According to a Business Week article last week by Moira Herbst (May 7, 2008 issue of BW), Southwest Airlines is the only major airline to have instituted a hedging program in its fuel buying. Delta and the other carriers all have to contend with the same problem of soaring fuel costs, and there really isn't a solution to this problem for the carriers, other than passing the costs on to the consumer via fuel surcharges. Most of the other airlines, according this this article, don't have the cash available (effectively putting money "at risk") to hedge the billions of gallons of jet fuel that they need to buy. The premiums for the call options in the energy sector have gotten prohibitive.
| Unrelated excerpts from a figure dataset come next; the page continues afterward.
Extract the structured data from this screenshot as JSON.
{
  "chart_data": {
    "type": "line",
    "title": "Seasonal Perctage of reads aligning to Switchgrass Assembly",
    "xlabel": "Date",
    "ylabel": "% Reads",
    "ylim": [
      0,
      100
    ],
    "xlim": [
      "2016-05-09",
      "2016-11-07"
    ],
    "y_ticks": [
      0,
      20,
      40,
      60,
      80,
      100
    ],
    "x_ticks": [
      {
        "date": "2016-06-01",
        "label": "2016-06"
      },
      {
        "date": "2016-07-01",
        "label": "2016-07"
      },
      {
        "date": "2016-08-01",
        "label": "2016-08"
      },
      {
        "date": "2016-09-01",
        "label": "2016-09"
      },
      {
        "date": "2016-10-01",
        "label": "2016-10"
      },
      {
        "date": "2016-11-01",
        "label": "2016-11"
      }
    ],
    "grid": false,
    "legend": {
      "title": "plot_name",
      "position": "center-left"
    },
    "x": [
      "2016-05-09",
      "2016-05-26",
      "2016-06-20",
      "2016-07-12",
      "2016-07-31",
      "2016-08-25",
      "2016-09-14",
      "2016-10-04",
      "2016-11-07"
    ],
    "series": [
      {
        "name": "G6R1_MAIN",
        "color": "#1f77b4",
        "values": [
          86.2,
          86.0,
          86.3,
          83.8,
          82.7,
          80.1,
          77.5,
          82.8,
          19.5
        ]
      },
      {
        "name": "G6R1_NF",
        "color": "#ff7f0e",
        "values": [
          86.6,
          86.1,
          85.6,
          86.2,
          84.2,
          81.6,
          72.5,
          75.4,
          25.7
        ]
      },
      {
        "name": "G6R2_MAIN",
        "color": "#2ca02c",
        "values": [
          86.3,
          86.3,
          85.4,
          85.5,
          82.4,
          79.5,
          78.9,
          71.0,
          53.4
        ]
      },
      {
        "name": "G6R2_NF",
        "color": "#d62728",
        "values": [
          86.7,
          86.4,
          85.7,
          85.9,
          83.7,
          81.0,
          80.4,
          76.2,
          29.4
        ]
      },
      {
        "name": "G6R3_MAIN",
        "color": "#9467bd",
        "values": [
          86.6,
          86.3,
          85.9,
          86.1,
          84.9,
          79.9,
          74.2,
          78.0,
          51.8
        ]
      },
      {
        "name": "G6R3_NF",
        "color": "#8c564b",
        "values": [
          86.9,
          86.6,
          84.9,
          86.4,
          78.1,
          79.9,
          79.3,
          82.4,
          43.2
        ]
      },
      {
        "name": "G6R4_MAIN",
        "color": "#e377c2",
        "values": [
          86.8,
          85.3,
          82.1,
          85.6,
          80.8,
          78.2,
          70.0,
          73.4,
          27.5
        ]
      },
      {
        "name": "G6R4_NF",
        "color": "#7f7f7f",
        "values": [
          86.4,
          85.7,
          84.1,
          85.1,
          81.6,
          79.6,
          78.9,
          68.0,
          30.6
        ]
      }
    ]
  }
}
Delta last came out with earnings in late April, in a combined statement with NWA, saying the losses amounted to over $10.5 billion. This was a combined result of huge write-downs on the companies' values, and losses due to fuel prices. Delta's losses specifically were $6.4 billion, despite a 12% rise in sales during the quarter. Excluding a special $6.1 billion non-cash charge relating to the drop in Delta's market value due to what the company referred to as "sustained record fuel prices", the airline lost $274 million in the first quarter of '08. Delta maintains that it would have recorded the special charge in the quarter regardless of its pending merger with NWA. Post-merger, both NWA and DAL intend to reduce costs through cutting flights, capacity and jobs. Obviously, the companies unions are both interested in preserving as many jobs as possible, and federal regulators are interested as well. With its capacity reductions, Delta said it expects to be profitable in the second quarter of '08.
Delta actually emerged from bankruptcy about a year ago, with a market value of around $12 billion. Since then, the stock price has been reduced enough so that its current market cap now stands at $2.2 billion. On the balance sheet, DAL maintains $8.80 per share in cash, a total of over $2.6 billion, but that is offset by $9.1 billion in debt. Operating free cash flow at the company is over $1.3 billion in the trailing twelve months, and the debt appears to be able to be covered at least on a current interest basis.
There is, as one might expect, a huge short position in DAL shares right now - some of that is no doubt due to merger arbitrage with NWA shares - but there is a 20 million share short position (about 7% of the float) in DAL right now. That is up from about 17 million shares short in April of 2008.
Although airline stocks have always been turbulent due to the tough nature of the industry, Delta stands to persevere in tough times because of its size even though smaller airlines may disappear. Also, tough times leads to industry consolidation, and gives Delta a chance to pick up regional airlines at bargain prices. In 2008, Delta merged with Northwest Airlines (NWA) for $2.6 billion, forming the world's largest airline by Available Seat Miles (ASMs).
Today, with the stock back to the $7.70 level, the options are also right back at $1.80, so we're issuing this note to say we still like this long stock / short call position very much - hold on here. Implied volatilities in the options on the airline stocks are in the triple digits.
On October 29,2008 Delta joined Northwest Airlines (NWA) to form the world's largest airline. Under the terms of the deal, NWA shareholders get 1.25 DAL shares for every one of their shares, so DAL will be the surviving entity.